The chocolate river of the Amazonas

[Above] Life by the Amazon is very different. The river is the road; the canoes are the vehicles.

[Above and below] Across the narrow river at Rurrenabaque is another, smaller village called San Buenaventura. Between 6am and midnight there are boats constantly taking people from side to side. The people often load their groceries, merchandise, motorbikes and whatever else they can onto the modest canoe.

[Below] Reynaldo, my guide into the Bolivian pampas. He was a really kind man and a master of the canoe.

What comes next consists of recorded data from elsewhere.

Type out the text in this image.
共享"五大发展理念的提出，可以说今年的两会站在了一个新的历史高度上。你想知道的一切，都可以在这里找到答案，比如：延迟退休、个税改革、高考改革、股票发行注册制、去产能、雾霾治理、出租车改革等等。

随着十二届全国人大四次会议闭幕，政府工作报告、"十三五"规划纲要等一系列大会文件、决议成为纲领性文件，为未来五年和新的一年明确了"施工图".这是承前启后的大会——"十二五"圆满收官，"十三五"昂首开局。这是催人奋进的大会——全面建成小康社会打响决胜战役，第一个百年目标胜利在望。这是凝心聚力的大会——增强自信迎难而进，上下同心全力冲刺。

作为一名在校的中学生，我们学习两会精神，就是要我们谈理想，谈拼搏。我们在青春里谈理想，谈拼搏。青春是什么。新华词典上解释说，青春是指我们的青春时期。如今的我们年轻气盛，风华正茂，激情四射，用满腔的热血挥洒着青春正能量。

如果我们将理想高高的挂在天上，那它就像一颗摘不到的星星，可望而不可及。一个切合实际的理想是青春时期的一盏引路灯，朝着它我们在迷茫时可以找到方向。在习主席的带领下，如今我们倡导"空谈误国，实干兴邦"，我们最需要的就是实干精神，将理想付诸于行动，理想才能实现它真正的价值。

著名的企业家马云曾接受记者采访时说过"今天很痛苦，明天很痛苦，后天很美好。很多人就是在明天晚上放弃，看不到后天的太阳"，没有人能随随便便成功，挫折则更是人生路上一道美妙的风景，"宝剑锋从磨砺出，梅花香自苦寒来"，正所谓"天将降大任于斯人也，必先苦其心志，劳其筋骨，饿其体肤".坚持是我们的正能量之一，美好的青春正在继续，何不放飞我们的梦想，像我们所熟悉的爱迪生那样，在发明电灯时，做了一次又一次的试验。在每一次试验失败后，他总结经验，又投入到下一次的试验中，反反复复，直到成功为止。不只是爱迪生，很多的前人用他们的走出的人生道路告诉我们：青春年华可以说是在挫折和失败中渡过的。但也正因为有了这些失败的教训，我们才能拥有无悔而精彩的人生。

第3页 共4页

[Below] One of the features of a Pampas tour is the possibility of swimming with the pink dolphins. These fresh-water dolphins aren't quite as social as the dolphins in the sea but they still keep all the piranhas and caimans away. Even still, I decided not to jump into the water. It wasn't the piranhas or the caimans I was worried about but the microscopic parasites which can swim into your urethra, where they continue to live and grow. Ouch! I'm not certain the dolphins can keep them away.

[Below] A turtle orgy.

[Below] Piranha teeth. On the second day we went fishing for piranhas using a hook and line wound around a rectangle of wood. The trick was to slowly bring in the line and when you felt it tense you had to pull it hard and quick to hook the fish. Technically I caught seven piranhas. Unfortunately, every time I yanked them in they went flying into the side of the boat and fell off the line. This happened five times, including the one time I yanked a piranha into my groin. I should be happy it fell down and out of the boat rather than biting onto my own personal bait.

[Below] I did manage to successfully catch two piranhas. I'm claiming that the one below is potentially the smallest piranha in the world!

[Below] I was quite happy when I finally caught one that could be eaten.

[Below] Reynaldo said it would probably taste better after it was cooked.